ʿAbd-al-Nabi Faḵr-al-Zamāni Qazvini, Taḏkera-ye meyḵāna, ed. Aḥmad Golčin-e Maʿāni, Tehran, 1961, pp. 258-79.  

Aḥmad Golčin-e Maʻāni, Kārvān-e Hend, 2 vols., Mashad, 1990, II, pp. 1471-87. 

Moḥammad-ʿAli Ḵazānadārlu, ed., Manẓumahā-ye fārsi: qarn-e 9 tā 12, Tehran, 1969, pp. 96-99, 595-97.  

Aḥmad Monzawi, Fehrest-e nosḵahā-ye ḵaṭṭi-e fārsi IV, Tehran, 1970, pp. 2924-27.  

Idem, Fehrest-e moštarak: nosḵahā-ye ḵaṭṭi-e fārsi-e Pākestān: A Comprehensive Catalogue of Persian Manuscripts in Pakistan, VII: Manẓumahā, Islamabad, 1986, pp. 780-81.  

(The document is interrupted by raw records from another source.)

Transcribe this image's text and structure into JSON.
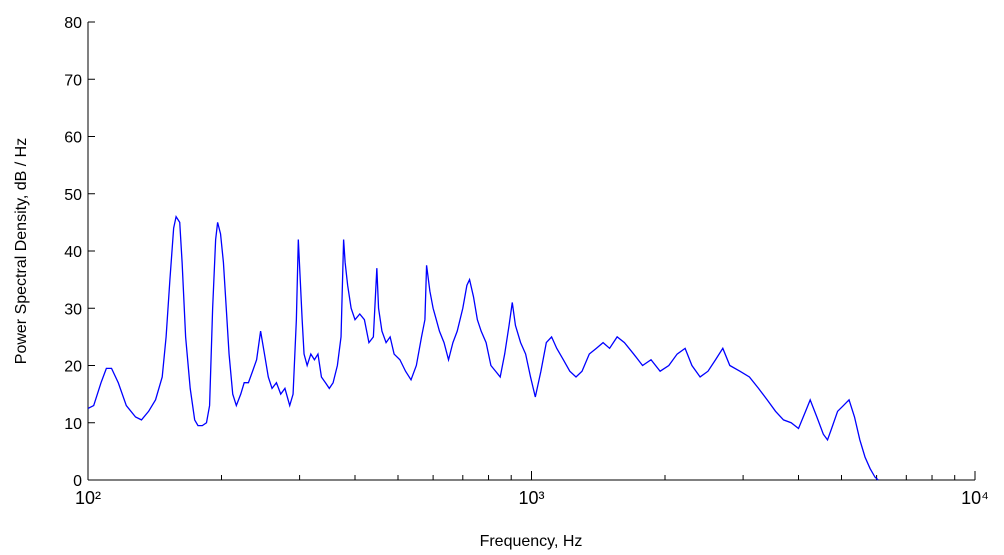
{
  "chart_data": {
    "type": "line",
    "xlabel": "Frequency, Hz",
    "ylabel": "Power Spectral Density, dB / Hz",
    "xscale": "log",
    "xlim": [
      100,
      10000
    ],
    "xticks": [
      {
        "value": 100,
        "label": "10²"
      },
      {
        "value": 1000,
        "label": "10³"
      },
      {
        "value": 10000,
        "label": "10⁴"
      }
    ],
    "xminorticks": [
      200,
      300,
      400,
      500,
      600,
      700,
      800,
      900,
      2000,
      3000,
      4000,
      5000,
      6000,
      7000,
      8000,
      9000
    ],
    "ylim": [
      0,
      80
    ],
    "yticks": [
      0,
      10,
      20,
      30,
      40,
      50,
      60,
      70,
      80
    ],
    "grid": false,
    "color": "#0000ff",
    "x": [
      100,
      103,
      107,
      110,
      113,
      117,
      122,
      128,
      132,
      137,
      142,
      147,
      150,
      153,
      156,
      158,
      161,
      163,
      166,
      170,
      174,
      177,
      181,
      185,
      188,
      191,
      194,
      196,
      199,
      202,
      205,
      208,
      212,
      216,
      221,
      225,
      230,
      235,
      240,
      245,
      250,
      255,
      260,
      266,
      272,
      278,
      285,
      290,
      295,
      298,
      301,
      304,
      307,
      312,
      318,
      324,
      330,
      336,
      343,
      350,
      357,
      365,
      372,
      377,
      380,
      385,
      392,
      400,
      410,
      420,
      430,
      440,
      448,
      452,
      460,
      470,
      480,
      490,
      505,
      520,
      535,
      550,
      565,
      575,
      580,
      590,
      600,
      610,
      620,
      635,
      650,
      665,
      680,
      700,
      715,
      725,
      740,
      755,
      770,
      790,
      810,
      830,
      850,
      870,
      890,
      905,
      920,
      945,
      970,
      995,
      1020,
      1050,
      1080,
      1110,
      1140,
      1180,
      1220,
      1260,
      1300,
      1350,
      1400,
      1450,
      1500,
      1560,
      1620,
      1700,
      1780,
      1860,
      1950,
      2040,
      2130,
      2220,
      2300,
      2400,
      2500,
      2600,
      2700,
      2800,
      2950,
      3100,
      3250,
      3400,
      3550,
      3700,
      3850,
      4000,
      4150,
      4250,
      4400,
      4550,
      4650,
      4750,
      4900,
      5050,
      5200,
      5350,
      5500,
      5650,
      5800,
      5950,
      6050
    ],
    "values": [
      12.5,
      13,
      17,
      19.5,
      19.5,
      17,
      13,
      11,
      10.5,
      12,
      14,
      18,
      25,
      35,
      44,
      46,
      45,
      38,
      25,
      16,
      10.5,
      9.5,
      9.5,
      10,
      13,
      30,
      42,
      45,
      43,
      38,
      30,
      22,
      15,
      13,
      15,
      17,
      17,
      19,
      21,
      26,
      22,
      18,
      16,
      17,
      15,
      16,
      13,
      15,
      28,
      42,
      35,
      28,
      22,
      20,
      22,
      21,
      22,
      18,
      17,
      16,
      17,
      20,
      25,
      42,
      38,
      34,
      30,
      28,
      29,
      28,
      24,
      25,
      37,
      30,
      26,
      24,
      25,
      22,
      21,
      19,
      17.5,
      20,
      25,
      28,
      37.5,
      33,
      30,
      28,
      26,
      24,
      21,
      24,
      26,
      30,
      34,
      35,
      32,
      28,
      26,
      24,
      20,
      19,
      18,
      22,
      27,
      31,
      27,
      24,
      22,
      18,
      14.5,
      19,
      24,
      25,
      23,
      21,
      19,
      18,
      19,
      22,
      23,
      24,
      23,
      25,
      24,
      22,
      20,
      21,
      19,
      20,
      22,
      23,
      20,
      18,
      19,
      21,
      23,
      20,
      19,
      18,
      16,
      14,
      12,
      10.5,
      10,
      9,
      12,
      14,
      11,
      8,
      7,
      9,
      12,
      13,
      14,
      11,
      7,
      4,
      2,
      0.5,
      0
    ]
  }
}
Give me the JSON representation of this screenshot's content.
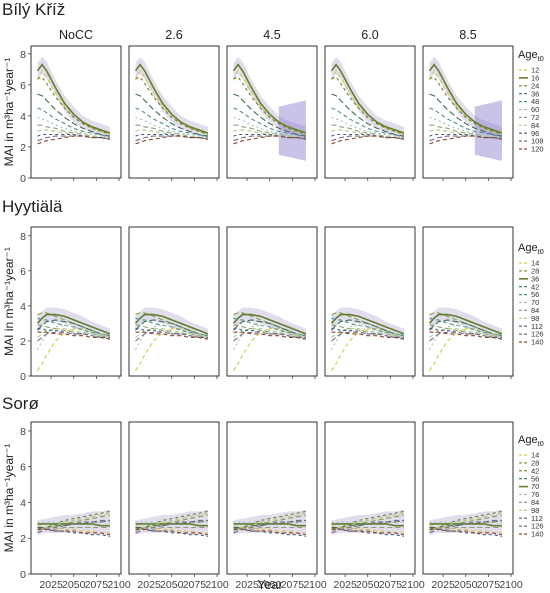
{
  "figure": {
    "x_axis_label": "Year",
    "y_axis_label": "MAI in m³ha⁻¹year⁻¹",
    "facets": [
      "NoCC",
      "2.6",
      "4.5",
      "6.0",
      "8.5"
    ],
    "legend_title": "Age",
    "legend_title_subscript": "t0"
  },
  "colors": {
    "age_palette": [
      "#d8c84a",
      "#7f9f3f",
      "#6e7f2e",
      "#3f6f52",
      "#4f8f8f",
      "#9fc2b5",
      "#8aa07a",
      "#b2c986",
      "#3f5f7f",
      "#7a6a8a",
      "#8a4a2f",
      "#6b3d1f"
    ],
    "mean_line": "#5f7f2f",
    "ribbon": "rgba(150,130,190,0.28)",
    "wide_ribbon": "rgba(130,110,200,0.42)",
    "facet_strip_bg": "#ffffff",
    "panel_border": "#333333"
  },
  "chart_data": [
    {
      "type": "line",
      "site": "Bílý Kříž",
      "xlabel": "Year",
      "ylabel": "MAI in m³ha⁻¹year⁻¹",
      "xlim": [
        2005,
        2100
      ],
      "ylim": [
        0,
        8.5
      ],
      "x_ticks": [
        2025,
        2050,
        2075,
        2100
      ],
      "y_ticks": [
        0,
        2,
        4,
        6,
        8
      ],
      "legend_title": "Age",
      "legend_entries": [
        "12",
        "16",
        "24",
        "36",
        "48",
        "60",
        "72",
        "84",
        "96",
        "108",
        "120"
      ],
      "x": [
        2010,
        2015,
        2020,
        2030,
        2040,
        2050,
        2060,
        2070,
        2080,
        2090
      ],
      "series": [
        {
          "name": "12",
          "values": [
            6.3,
            6.9,
            6.5,
            5.5,
            4.6,
            3.9,
            3.5,
            3.2,
            3.0,
            2.8
          ]
        },
        {
          "name": "16",
          "values": [
            6.9,
            7.3,
            6.9,
            5.8,
            4.8,
            4.1,
            3.6,
            3.3,
            3.1,
            2.9
          ]
        },
        {
          "name": "24",
          "values": [
            6.4,
            6.5,
            6.1,
            5.2,
            4.5,
            3.9,
            3.5,
            3.2,
            3.0,
            2.8
          ]
        },
        {
          "name": "36",
          "values": [
            5.4,
            5.3,
            5.0,
            4.4,
            3.9,
            3.5,
            3.2,
            3.0,
            2.8,
            2.7
          ]
        },
        {
          "name": "48",
          "values": [
            4.5,
            4.4,
            4.2,
            3.8,
            3.5,
            3.2,
            3.0,
            2.9,
            2.8,
            2.6
          ]
        },
        {
          "name": "60",
          "values": [
            3.9,
            3.8,
            3.7,
            3.4,
            3.2,
            3.0,
            2.9,
            2.8,
            2.7,
            2.6
          ]
        },
        {
          "name": "72",
          "values": [
            3.4,
            3.4,
            3.3,
            3.2,
            3.0,
            2.9,
            2.8,
            2.7,
            2.6,
            2.5
          ]
        },
        {
          "name": "84",
          "values": [
            3.0,
            3.1,
            3.1,
            3.0,
            2.9,
            2.8,
            2.7,
            2.7,
            2.6,
            2.5
          ]
        },
        {
          "name": "96",
          "values": [
            2.7,
            2.8,
            2.8,
            2.8,
            2.8,
            2.8,
            2.7,
            2.6,
            2.6,
            2.5
          ]
        },
        {
          "name": "108",
          "values": [
            2.4,
            2.5,
            2.6,
            2.7,
            2.7,
            2.7,
            2.7,
            2.6,
            2.6,
            2.5
          ]
        },
        {
          "name": "120",
          "values": [
            2.2,
            2.3,
            2.4,
            2.5,
            2.6,
            2.7,
            2.7,
            2.6,
            2.6,
            2.5
          ]
        }
      ],
      "mean_series": "16",
      "ribbon": {
        "lower": [
          6.3,
          6.7,
          6.4,
          5.3,
          4.3,
          3.6,
          3.2,
          2.9,
          2.7,
          2.5
        ],
        "upper": [
          7.4,
          7.8,
          7.5,
          6.3,
          5.3,
          4.6,
          4.0,
          3.7,
          3.5,
          3.3
        ]
      },
      "wide_ribbon_scenarios": [
        "4.5",
        "8.5"
      ],
      "wide_ribbon": {
        "x": [
          2060,
          2090
        ],
        "lower": [
          1.5,
          1.1
        ],
        "upper": [
          4.6,
          5.0
        ]
      }
    },
    {
      "type": "line",
      "site": "Hyytiälä",
      "xlabel": "Year",
      "ylabel": "MAI in m³ha⁻¹year⁻¹",
      "xlim": [
        2005,
        2100
      ],
      "ylim": [
        0,
        8.5
      ],
      "x_ticks": [
        2025,
        2050,
        2075,
        2100
      ],
      "y_ticks": [
        0,
        2,
        4,
        6,
        8
      ],
      "legend_title": "Age",
      "legend_entries": [
        "14",
        "28",
        "36",
        "42",
        "56",
        "70",
        "84",
        "98",
        "112",
        "126",
        "140"
      ],
      "x": [
        2010,
        2015,
        2020,
        2030,
        2040,
        2050,
        2060,
        2070,
        2080,
        2090
      ],
      "series": [
        {
          "name": "14",
          "values": [
            0.3,
            0.7,
            1.2,
            2.0,
            2.5,
            2.7,
            2.7,
            2.6,
            2.4,
            2.3
          ]
        },
        {
          "name": "28",
          "values": [
            3.5,
            3.6,
            3.6,
            3.4,
            3.2,
            3.0,
            2.8,
            2.6,
            2.4,
            2.3
          ]
        },
        {
          "name": "36",
          "values": [
            3.0,
            3.3,
            3.5,
            3.5,
            3.4,
            3.2,
            3.0,
            2.8,
            2.6,
            2.4
          ]
        },
        {
          "name": "42",
          "values": [
            2.6,
            2.9,
            3.1,
            3.2,
            3.1,
            3.0,
            2.8,
            2.6,
            2.4,
            2.3
          ]
        },
        {
          "name": "56",
          "values": [
            3.3,
            3.2,
            3.2,
            3.0,
            2.9,
            2.8,
            2.6,
            2.5,
            2.4,
            2.3
          ]
        },
        {
          "name": "70",
          "values": [
            1.5,
            2.0,
            2.4,
            2.8,
            2.9,
            2.8,
            2.7,
            2.5,
            2.4,
            2.3
          ]
        },
        {
          "name": "84",
          "values": [
            2.9,
            2.9,
            2.8,
            2.7,
            2.6,
            2.5,
            2.4,
            2.4,
            2.3,
            2.2
          ]
        },
        {
          "name": "98",
          "values": [
            2.2,
            2.4,
            2.6,
            2.7,
            2.7,
            2.6,
            2.5,
            2.4,
            2.3,
            2.2
          ]
        },
        {
          "name": "112",
          "values": [
            2.7,
            2.7,
            2.6,
            2.6,
            2.5,
            2.4,
            2.4,
            2.3,
            2.2,
            2.2
          ]
        },
        {
          "name": "126",
          "values": [
            2.0,
            2.2,
            2.4,
            2.5,
            2.5,
            2.4,
            2.4,
            2.3,
            2.2,
            2.1
          ]
        },
        {
          "name": "140",
          "values": [
            2.5,
            2.5,
            2.5,
            2.4,
            2.4,
            2.3,
            2.3,
            2.2,
            2.2,
            2.1
          ]
        }
      ],
      "mean_series": "36",
      "ribbon": {
        "lower": [
          2.6,
          2.9,
          3.1,
          3.1,
          3.0,
          2.8,
          2.6,
          2.4,
          2.2,
          2.1
        ],
        "upper": [
          3.4,
          3.7,
          3.9,
          3.9,
          3.8,
          3.6,
          3.4,
          3.1,
          2.9,
          2.7
        ]
      }
    },
    {
      "type": "line",
      "site": "Sorø",
      "xlabel": "Year",
      "ylabel": "MAI in m³ha⁻¹year⁻¹",
      "xlim": [
        2005,
        2100
      ],
      "ylim": [
        0,
        8.5
      ],
      "x_ticks": [
        2025,
        2050,
        2075,
        2100
      ],
      "y_ticks": [
        0,
        2,
        4,
        6,
        8
      ],
      "legend_title": "Age",
      "legend_entries": [
        "14",
        "28",
        "42",
        "56",
        "70",
        "76",
        "84",
        "98",
        "112",
        "126",
        "140"
      ],
      "x": [
        2010,
        2020,
        2030,
        2040,
        2050,
        2060,
        2070,
        2080,
        2090
      ],
      "series": [
        {
          "name": "14",
          "values": [
            2.7,
            2.6,
            2.6,
            2.5,
            2.5,
            2.4,
            2.4,
            2.3,
            2.3
          ]
        },
        {
          "name": "28",
          "values": [
            2.5,
            2.6,
            2.7,
            2.8,
            2.9,
            3.0,
            3.1,
            3.2,
            3.3
          ]
        },
        {
          "name": "42",
          "values": [
            2.4,
            2.6,
            2.8,
            3.0,
            3.1,
            3.2,
            3.3,
            3.4,
            3.5
          ]
        },
        {
          "name": "56",
          "values": [
            2.6,
            2.6,
            2.7,
            2.7,
            2.8,
            2.8,
            2.9,
            2.9,
            3.0
          ]
        },
        {
          "name": "70",
          "values": [
            2.8,
            2.8,
            2.8,
            2.8,
            2.8,
            2.8,
            2.8,
            2.7,
            2.7
          ]
        },
        {
          "name": "76",
          "values": [
            2.9,
            2.9,
            2.9,
            2.9,
            2.9,
            2.9,
            2.9,
            2.9,
            2.9
          ]
        },
        {
          "name": "84",
          "values": [
            2.5,
            2.5,
            2.5,
            2.6,
            2.6,
            2.6,
            2.6,
            2.6,
            2.6
          ]
        },
        {
          "name": "98",
          "values": [
            2.4,
            2.6,
            2.7,
            2.9,
            3.0,
            3.1,
            3.2,
            3.3,
            3.4
          ]
        },
        {
          "name": "112",
          "values": [
            2.6,
            2.5,
            2.4,
            2.4,
            2.3,
            2.3,
            2.2,
            2.2,
            2.1
          ]
        },
        {
          "name": "126",
          "values": [
            2.3,
            2.5,
            2.6,
            2.7,
            2.8,
            2.9,
            2.9,
            3.0,
            3.0
          ]
        },
        {
          "name": "140",
          "values": [
            2.5,
            2.5,
            2.4,
            2.4,
            2.4,
            2.3,
            2.3,
            2.3,
            2.2
          ]
        }
      ],
      "mean_series": "70",
      "ribbon": {
        "lower": [
          2.2,
          2.3,
          2.3,
          2.3,
          2.3,
          2.3,
          2.2,
          2.2,
          2.1
        ],
        "upper": [
          3.0,
          3.1,
          3.2,
          3.3,
          3.3,
          3.4,
          3.5,
          3.5,
          3.6
        ]
      }
    }
  ]
}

Saʿid Nafisi, Tāriḵ-e naẓm o naṯr dar Irān wa dar zabān-e fārsi, 2 vols., Tehran, 1965, pp. 434, 824-25.  

Moḥammad-Reżā Nawʿi, Suz-o godāz, ed. Amir Ḥasan ʿĀbedi, Tehran, 1969; tr. Dawud and Coomaraswamy, 1912

Idem, Divān-e Mollā Nawʿi Ḵabušāni, ed. Amir Ḥosayn Ḏākerzāda, Tehran, 1995. 

Charles Rieu, Catalogue of the Persian Manuscripts in the British Museum, 3 vols., Oxford, repr., 1966. 

Ḏabiḥ-Allāh Ṣafā, Tāriḵ-e adabiyāt dar Irān, 5 vols. in 8, Tehran, 1959-92, V/2, pp. 883-92.  

Sunil Sharma, “Novelty, Tradition and Mughal Politics in Nauʿī’s Suz u Gudāz,” in Franklin Lewis and Sunil Sharma, eds., The Necklace of the Pleiades: Studies in Persian Literature Presented to Heshmat Moayyad on His 80th Birthday, Amsterdam, 2007, pp. 251-65.